Quem é Marcus Santos
Marcus Santos é ex-atleta profissional de artes marciais mistas (MMA, em inglês) e dono de uma rede de academia de artes marciais, onde dá aulas. Natural do Rio de Janeiro (RJ), ele concorreu na região do Porto como candidato envolto em acusações de xenofobia e espelhado em pautas caras ao bolsonarismo.
Filho de pai militar e mãe doméstica, deixou o Brasil aos 18 anos com o objetivo de morar nos Estados Unidos. Desde 2009, se mudou para Portugal e se casou com uma portuguesa, com quem teve um filho.
Santos foi um dos 48 parlamentares eleitos pelo Chega, legenda de extrema direita liderada por André Ventura. Como militante do a legenda, ele ocupa a vice-presidência do partido no Porto e é conselheiro nacional.
O deputado, de extrema direita, utilizou de sua eleição para atacar a oposição, formada, sobretudo, pelo Partido Socialista (PS): "Agora não tem jeito. A extrema esquerda racista, fascista e a comunicação social mentirosa vão ter que levar com o negão do CHEGA", escreveu.
"Volta para sua terra"
Sua principal bandeira na campanha eleitoral é a de proteção à família, semelhante a de outros políticos de extrema direita, que se aproveitam da ideologia conservadora para aproximar o eleitorado. "O Chega é um partido de patriotas, de nacionalistas, com prioridade para os portugueses. Esse é o motivo de colocarmos a família à frente de tudo", apontou.

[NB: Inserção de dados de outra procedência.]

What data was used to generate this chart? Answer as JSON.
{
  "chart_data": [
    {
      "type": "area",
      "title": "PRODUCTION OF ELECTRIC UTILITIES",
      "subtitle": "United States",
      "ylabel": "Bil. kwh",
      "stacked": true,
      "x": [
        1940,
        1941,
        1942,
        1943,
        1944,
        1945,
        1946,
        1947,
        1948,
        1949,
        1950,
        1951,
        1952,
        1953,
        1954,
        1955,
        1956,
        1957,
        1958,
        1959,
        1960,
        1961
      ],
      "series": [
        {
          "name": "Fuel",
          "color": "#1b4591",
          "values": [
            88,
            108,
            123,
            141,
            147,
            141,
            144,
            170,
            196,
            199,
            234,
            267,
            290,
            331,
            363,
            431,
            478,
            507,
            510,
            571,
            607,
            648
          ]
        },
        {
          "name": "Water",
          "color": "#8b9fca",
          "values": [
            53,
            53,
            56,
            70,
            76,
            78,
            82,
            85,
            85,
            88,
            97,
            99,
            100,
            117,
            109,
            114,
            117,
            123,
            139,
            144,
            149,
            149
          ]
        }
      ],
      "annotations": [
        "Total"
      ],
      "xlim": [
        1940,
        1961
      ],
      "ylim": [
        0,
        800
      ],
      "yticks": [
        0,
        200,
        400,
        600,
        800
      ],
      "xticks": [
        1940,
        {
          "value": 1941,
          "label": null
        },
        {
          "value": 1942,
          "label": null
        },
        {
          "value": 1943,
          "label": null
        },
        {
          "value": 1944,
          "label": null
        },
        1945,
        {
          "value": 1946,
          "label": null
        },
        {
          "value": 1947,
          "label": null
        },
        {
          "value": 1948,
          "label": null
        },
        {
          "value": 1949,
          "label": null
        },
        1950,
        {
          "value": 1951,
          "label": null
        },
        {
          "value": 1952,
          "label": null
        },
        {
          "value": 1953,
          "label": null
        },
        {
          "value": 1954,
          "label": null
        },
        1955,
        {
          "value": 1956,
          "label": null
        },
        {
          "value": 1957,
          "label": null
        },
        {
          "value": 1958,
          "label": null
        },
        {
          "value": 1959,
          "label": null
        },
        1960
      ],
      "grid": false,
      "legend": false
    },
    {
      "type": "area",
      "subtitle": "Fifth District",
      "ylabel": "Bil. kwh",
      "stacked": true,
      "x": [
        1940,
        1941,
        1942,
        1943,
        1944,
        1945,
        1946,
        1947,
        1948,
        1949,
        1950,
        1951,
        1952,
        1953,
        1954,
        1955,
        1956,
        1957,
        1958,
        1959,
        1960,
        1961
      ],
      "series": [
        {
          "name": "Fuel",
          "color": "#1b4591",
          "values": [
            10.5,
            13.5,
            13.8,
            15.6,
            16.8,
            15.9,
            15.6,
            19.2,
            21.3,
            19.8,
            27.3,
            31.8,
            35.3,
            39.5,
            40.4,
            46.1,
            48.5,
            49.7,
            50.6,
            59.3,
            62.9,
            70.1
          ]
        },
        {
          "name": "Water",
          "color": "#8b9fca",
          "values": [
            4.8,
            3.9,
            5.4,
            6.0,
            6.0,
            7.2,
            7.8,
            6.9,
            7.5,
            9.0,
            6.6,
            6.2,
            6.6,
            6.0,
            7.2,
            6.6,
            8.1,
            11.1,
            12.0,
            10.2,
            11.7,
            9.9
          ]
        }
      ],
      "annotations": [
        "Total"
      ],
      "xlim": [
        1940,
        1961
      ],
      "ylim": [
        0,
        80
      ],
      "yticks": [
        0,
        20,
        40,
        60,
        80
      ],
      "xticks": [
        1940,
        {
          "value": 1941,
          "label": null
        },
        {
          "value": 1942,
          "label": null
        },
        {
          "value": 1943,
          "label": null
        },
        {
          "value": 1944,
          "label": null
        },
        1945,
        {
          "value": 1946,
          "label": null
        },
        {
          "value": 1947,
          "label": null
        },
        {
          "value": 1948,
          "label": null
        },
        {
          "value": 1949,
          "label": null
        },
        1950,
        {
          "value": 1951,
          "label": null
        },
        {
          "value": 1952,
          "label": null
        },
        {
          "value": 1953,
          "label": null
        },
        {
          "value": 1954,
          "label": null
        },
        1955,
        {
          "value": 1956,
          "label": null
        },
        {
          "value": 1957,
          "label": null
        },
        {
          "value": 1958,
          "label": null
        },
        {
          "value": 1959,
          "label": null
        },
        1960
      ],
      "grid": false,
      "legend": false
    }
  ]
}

O brasileiro afirma que o discurso conservador do partido tem atraído os compatriotas que residem em Portugal, principalmente a parcela evangélica dos votantes. Santos se reconhece como cristão e entende que "homem é homem e mulher é mulher".
Segundo ele, o Chega representa o acolhimento que ele e demais brasileiros receberam no país: "Revejo no Chega os meus valores: a defesa da família, da pátria e da propriedade privada. E pátria, para mim, é também o país que me recebeu e a quem devo muito", relatou ao VISÃO, em 2023.
Santos, porém, também usa o palanque eleitoral para atacar a imigração em Portugal. "O Chega quer apenas um controle maior na entrada de imigrantes no país. Devem ser permitidos apenas aqueles com habilidades que Portugal precisa, mão de obra qualificada. Não se trata de xenofobia", argumenta.
Ainda assim, o deputado eleito afirma que o movimento imigratório "está trazendo violência", sobrecarrega os sistemas públicos de educação e saúde, e promove a escassez de moradias. Em sua opinião, a resposta destas questões é o controle de imigração.
Em março de 2023, Marcus reagiu à uma notícia do jornal brasileiro Diário do Centro do Mundo, que usou um vídeo dele para exemplificar um "fenômenos mais sinistros advindos da ascensão da extrema direita", que são os "negros racistas".
Na ocasião, ele se manifestou a favor do controle das fronteiras e da seleção do que classifica como "bons imigrantes". Em seguida, questionou qual seria o problema da declaração, visto que "a Europa é branca, assim como a África é negra", reforçando estereótipos supremacistas que ignoram a pluralidade étnico-cultural dos continentes.
"Não estou na política portuguesa para defender o direito de brasileiros, indianos ou qualquer outro imigrante, como eu, que vive em Portugal. Estou em Portugal para defender os direitos dos portugueses, porque Portugal pertence aos portugueses. Se você não consegue se adaptar, volta para a sua terra", clamou.